GROUP BY-Like query in DynamoDB with DynamoDbEnhancedClient

682 views Asked by At

I'm trying to write a Query in DynamoDB with logic similar to a GROUP BY in SQL. Let's consider the following table with partition key simulation_id:

Simulation (Table):
   simulation_id_1 - type_1 - ...
   simulation_id_1 - type_1 - ...

   simulation_id_1 - type_2 - ...
   simulation_id_1 - type_2 - ...
   simulation_id_1 - type_2 - ...

   simulation_id_2 - type_2 - ...
   simulation_id_2 - type_2 - ...
   simulation_id_2 - type_2 - ...
   simulation_id_2 - type_2 - ...

   simulation_id_2 - type_3 - ...

The result would be:


simulation_id_1 - type_1 - 2 (count of entries)
simulation_id_1 - type_2 - 3
simulation_id_2 - type_2 - 4
simulation_id_2 - type_3 - 1

What is the best way for achieving that using DynamoDbEnhancedClient?

1

There are 1 answers

0
Leeroy Hannigan On BEST ANSWER

GROUP BY or SUM or any other type of math metric is not supported by DynamoDB and is considered somewhat of an anti-pattern.

With that said, there is 2 ways to achieve your use-case needs.
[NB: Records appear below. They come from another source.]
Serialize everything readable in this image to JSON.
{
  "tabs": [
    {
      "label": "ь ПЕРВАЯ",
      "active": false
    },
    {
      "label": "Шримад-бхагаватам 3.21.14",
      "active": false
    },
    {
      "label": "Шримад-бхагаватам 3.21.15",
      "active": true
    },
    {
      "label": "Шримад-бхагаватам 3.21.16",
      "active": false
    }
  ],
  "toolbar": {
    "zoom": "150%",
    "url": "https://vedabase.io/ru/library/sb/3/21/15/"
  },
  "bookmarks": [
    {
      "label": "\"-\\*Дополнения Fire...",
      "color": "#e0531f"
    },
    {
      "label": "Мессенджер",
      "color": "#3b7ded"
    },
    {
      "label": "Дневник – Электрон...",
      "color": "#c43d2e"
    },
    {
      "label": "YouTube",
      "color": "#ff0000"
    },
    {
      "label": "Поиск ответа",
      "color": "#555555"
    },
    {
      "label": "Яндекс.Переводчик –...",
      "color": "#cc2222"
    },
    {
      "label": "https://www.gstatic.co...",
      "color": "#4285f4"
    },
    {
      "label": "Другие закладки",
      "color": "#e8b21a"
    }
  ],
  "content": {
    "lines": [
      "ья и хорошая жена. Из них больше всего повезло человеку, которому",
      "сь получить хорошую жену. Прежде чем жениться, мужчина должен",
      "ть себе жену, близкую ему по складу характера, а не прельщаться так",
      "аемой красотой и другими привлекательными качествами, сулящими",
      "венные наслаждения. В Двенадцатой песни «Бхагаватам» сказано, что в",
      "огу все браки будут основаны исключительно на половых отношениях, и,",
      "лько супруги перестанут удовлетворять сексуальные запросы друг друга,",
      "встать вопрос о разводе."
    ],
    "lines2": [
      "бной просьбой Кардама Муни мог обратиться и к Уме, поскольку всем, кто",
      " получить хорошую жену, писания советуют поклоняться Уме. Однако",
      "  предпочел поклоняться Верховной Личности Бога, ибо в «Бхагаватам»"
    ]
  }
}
  1. You can execute a Query operation and set the Select parameter to COUNT DOCS. This will return the count of all the items which match a given simulationId, however, this will require the Query to read all of the items which relate to that simulationId, only returning the count. It will also require you to use a lower level client I believe.
  2. The second option is the most favourable, use DynamoDB Streams and a Lambda function to keep an "aggregate" record for you simulationId. Meaning for every item you add or remove, you increment or decrement the aggregate record. This will allow you to get the sum of all records in an efficient and cost-effective way.
PK SK Agg
simulation_id_1 aggregate 3
simulation_id_1 type1
simulation_id_1 type2
simulation_id_1 type3
simulation_id_2 aggregate 1
simulation_id_2 type1